Präsident Ruto verteidigte seine Haltung während einer Pressekonferenz: Als Präsident Trump die kenianische Regierung bat, bei der Unterbringung dieses Zentrums auf dem Luftwaffenstützpunkt Laikipia zu helfen, stimmte ich zu – denn es handelte sich um eine Vereinbarung und Partnerschaft mit Freunden, die seit 30 oder 40 Jahren mit Kenia zusammenarbeiten. Die US-Regierung hat uns stets unterstützt.
Er betonte: Diese Einrichtung unterscheidet sich nicht von anderen, die wir landesweit betreiben.
Das kenianische Gesundheitsministerium stellte auf X klar: Dr. Oluga erläuterte, dass die geplante Isolationsstation in Laikipia nicht ausschließlich für US-Bürger vorgesehen sei, sondern Kenias allgemeine Notfallbereitschaft und Reaktionsfähigkeit stärken solle.
Diese Aussage deutet darauf hin, dass nicht allein die Angst vor einer Gefährdung, sondern auch der vermeintliche Ausschluss einheimischer Bevölkerung den Unmut schürte. Als Reaktion setzte die Regierung das Militär gegen die Demonstranten ein.
Das Gerichtsurteil vom vergangenen Freitag wurde offenbar ignoriert – Berichten zufolge landete am selben Nachmittag ein US-Militärtransporter vom Typ C-130 in Nanyuki. Anwohner behaupten zudem, weitere Militärmaschinen hätten den Stützpunkt angeflogen.
Inzwischen erging ein zweites Urteil des Obersten Gerichtshofs Kenias. Es verbietet die Errichtung von Quarantäne-, Isolations- oder Behandlungseinrichtungen für Ebola sowie die Aufnahme von Kontaktpersonen. Das Ministerium muss zudem alle Vertragsdaten, Biosicherheitsbewertungen, Genehmigungen und Handlungsanweisungen offenlegen.

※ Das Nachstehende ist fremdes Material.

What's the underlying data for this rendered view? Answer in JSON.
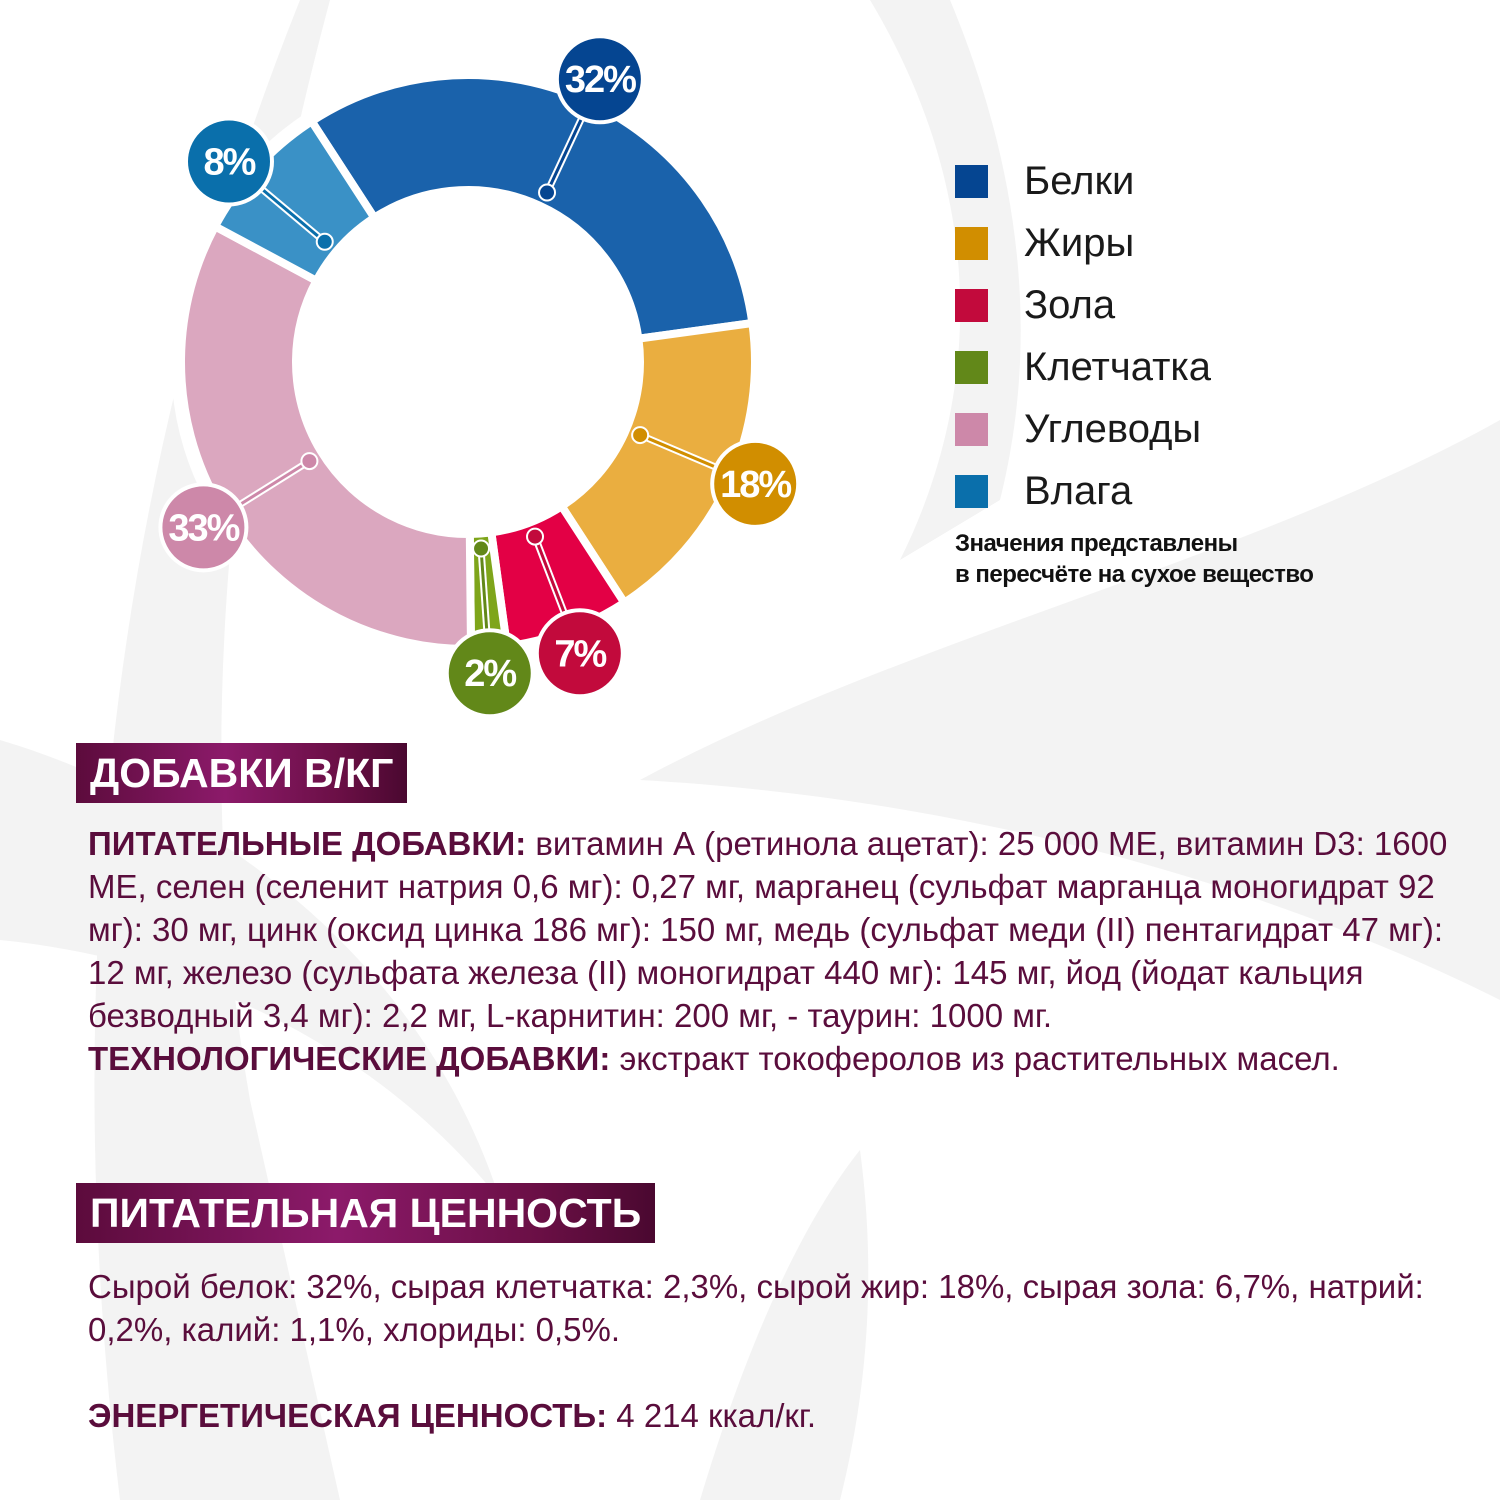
{
  "chart_data": {
    "type": "pie",
    "donut": true,
    "categories": [
      "Белки",
      "Жиры",
      "Зола",
      "Клетчатка",
      "Углеводы",
      "Влага"
    ],
    "values": [
      32,
      18,
      7,
      2,
      33,
      8
    ],
    "data_labels": [
      "32%",
      "18%",
      "7%",
      "2%",
      "33%",
      "8%"
    ],
    "segment_colors": [
      "#1a62ab",
      "#eaae40",
      "#e30045",
      "#7ea51a",
      "#dba7bf",
      "#3a91c6"
    ],
    "label_colors": [
      "#054591",
      "#d18e00",
      "#c20a3c",
      "#628819",
      "#cd88a9",
      "#0a6fab"
    ],
    "legend_placement": "right",
    "note": [
      "Значения представлены",
      "в пересчёте на сухое вещество"
    ]
  },
  "additives": {
    "title": "ДОБАВКИ В/КГ",
    "nutritional_label": "ПИТАТЕЛЬНЫЕ ДОБАВКИ:",
    "nutritional_text": " витамин А (ретинола ацетат): 25 000 МЕ, витамин D3: 1600 МЕ, селен (селенит натрия 0,6 мг): 0,27 мг, марганец (сульфат марганца моногидрат 92 мг): 30 мг, цинк (оксид цинка 186 мг): 150 мг, медь (сульфат меди (II) пентагидрат 47 мг): 12 мг, железо (сульфата железа (II) моногидрат 440 мг): 145 мг, йод (йодат кальция безводный 3,4 мг): 2,2 мг, L-карнитин: 200 мг, - таурин: 1000 мг.",
    "tech_label": "ТЕХНОЛОГИЧЕСКИЕ ДОБАВКИ:",
    "tech_text": " экстракт токоферолов из растительных масел."
  },
  "nutrition": {
    "title": "ПИТАТЕЛЬНАЯ ЦЕННОСТЬ",
    "text": "Сырой белок: 32%, сырая клетчатка: 2,3%, сырой жир: 18%, сырая зола: 6,7%, натрий: 0,2%, калий: 1,1%, хлориды: 0,5%.",
    "energy_label": "ЭНЕРГЕТИЧЕСКАЯ ЦЕННОСТЬ:",
    "energy_text": " 4 214 ккал/кг."
  }
}
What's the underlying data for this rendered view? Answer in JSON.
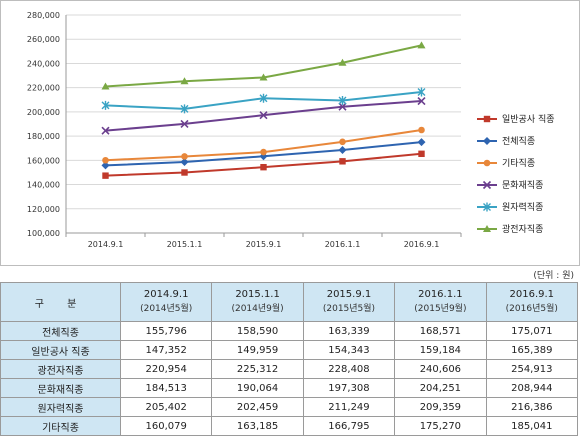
{
  "chart_data": {
    "type": "line",
    "x": [
      "2014.9.1",
      "2015.1.1",
      "2015.9.1",
      "2016.1.1",
      "2016.9.1"
    ],
    "ylim": [
      100000,
      280000
    ],
    "y_ticks": [
      "100,000",
      "120,000",
      "140,000",
      "160,000",
      "180,000",
      "200,000",
      "220,000",
      "240,000",
      "260,000",
      "280,000"
    ],
    "grid": true,
    "legend_placement": "right",
    "series": [
      {
        "name": "일반공사 직종",
        "color": "#c0392b",
        "marker": "square",
        "values": [
          147352,
          149959,
          154343,
          159184,
          165389
        ]
      },
      {
        "name": "전체직종",
        "color": "#2e64b0",
        "marker": "diamond",
        "values": [
          155796,
          158590,
          163339,
          168571,
          175071
        ]
      },
      {
        "name": "기타직종",
        "color": "#e8873a",
        "marker": "circle",
        "values": [
          160079,
          163185,
          166795,
          175270,
          185041
        ]
      },
      {
        "name": "문화재직종",
        "color": "#6b3f8e",
        "marker": "x",
        "values": [
          184513,
          190064,
          197308,
          204251,
          208944
        ]
      },
      {
        "name": "원자력직종",
        "color": "#3aa3c4",
        "marker": "star",
        "values": [
          205402,
          202459,
          211249,
          209359,
          216386
        ]
      },
      {
        "name": "광전자직종",
        "color": "#7aa844",
        "marker": "triangle",
        "values": [
          220954,
          225312,
          228408,
          240606,
          254913
        ]
      }
    ]
  },
  "table": {
    "unit_note": "(단위 : 원)",
    "category_header": "구 분",
    "columns": [
      {
        "main": "2014.9.1",
        "sub": "(2014년5월)"
      },
      {
        "main": "2015.1.1",
        "sub": "(2014년9월)"
      },
      {
        "main": "2015.9.1",
        "sub": "(2015년5월)"
      },
      {
        "main": "2016.1.1",
        "sub": "(2015년9월)"
      },
      {
        "main": "2016.9.1",
        "sub": "(2016년5월)"
      }
    ],
    "rows": [
      {
        "label": "전체직종",
        "cells": [
          "155,796",
          "158,590",
          "163,339",
          "168,571",
          "175,071"
        ]
      },
      {
        "label": "일반공사 직종",
        "cells": [
          "147,352",
          "149,959",
          "154,343",
          "159,184",
          "165,389"
        ]
      },
      {
        "label": "광전자직종",
        "cells": [
          "220,954",
          "225,312",
          "228,408",
          "240,606",
          "254,913"
        ]
      },
      {
        "label": "문화재직종",
        "cells": [
          "184,513",
          "190,064",
          "197,308",
          "204,251",
          "208,944"
        ]
      },
      {
        "label": "원자력직종",
        "cells": [
          "205,402",
          "202,459",
          "211,249",
          "209,359",
          "216,386"
        ]
      },
      {
        "label": "기타직종",
        "cells": [
          "160,079",
          "163,185",
          "166,795",
          "175,270",
          "185,041"
        ]
      }
    ]
  }
}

Die geplante Station soll US-Bürger aufnehmen, die Kontakt mit dem Ebola-Virus hatten – für die vorgeschriebene 29-tägige Quarantäne. Im Krankheitsfall ist ein Transport nach Europa vorgesehen, voraussichtlich nach Deutschland. Ein erkrankter US-Amerikaner befindet sich bereits in der Berliner Charité. Anders als in Kenia blieben diese Pläne in Deutschland bisher politisch unumstritten.
US-Präsident Donald Trump hatte kategorisch ausgeschlossen, dass erkrankte US-Bürger in die USA einreisen dürften.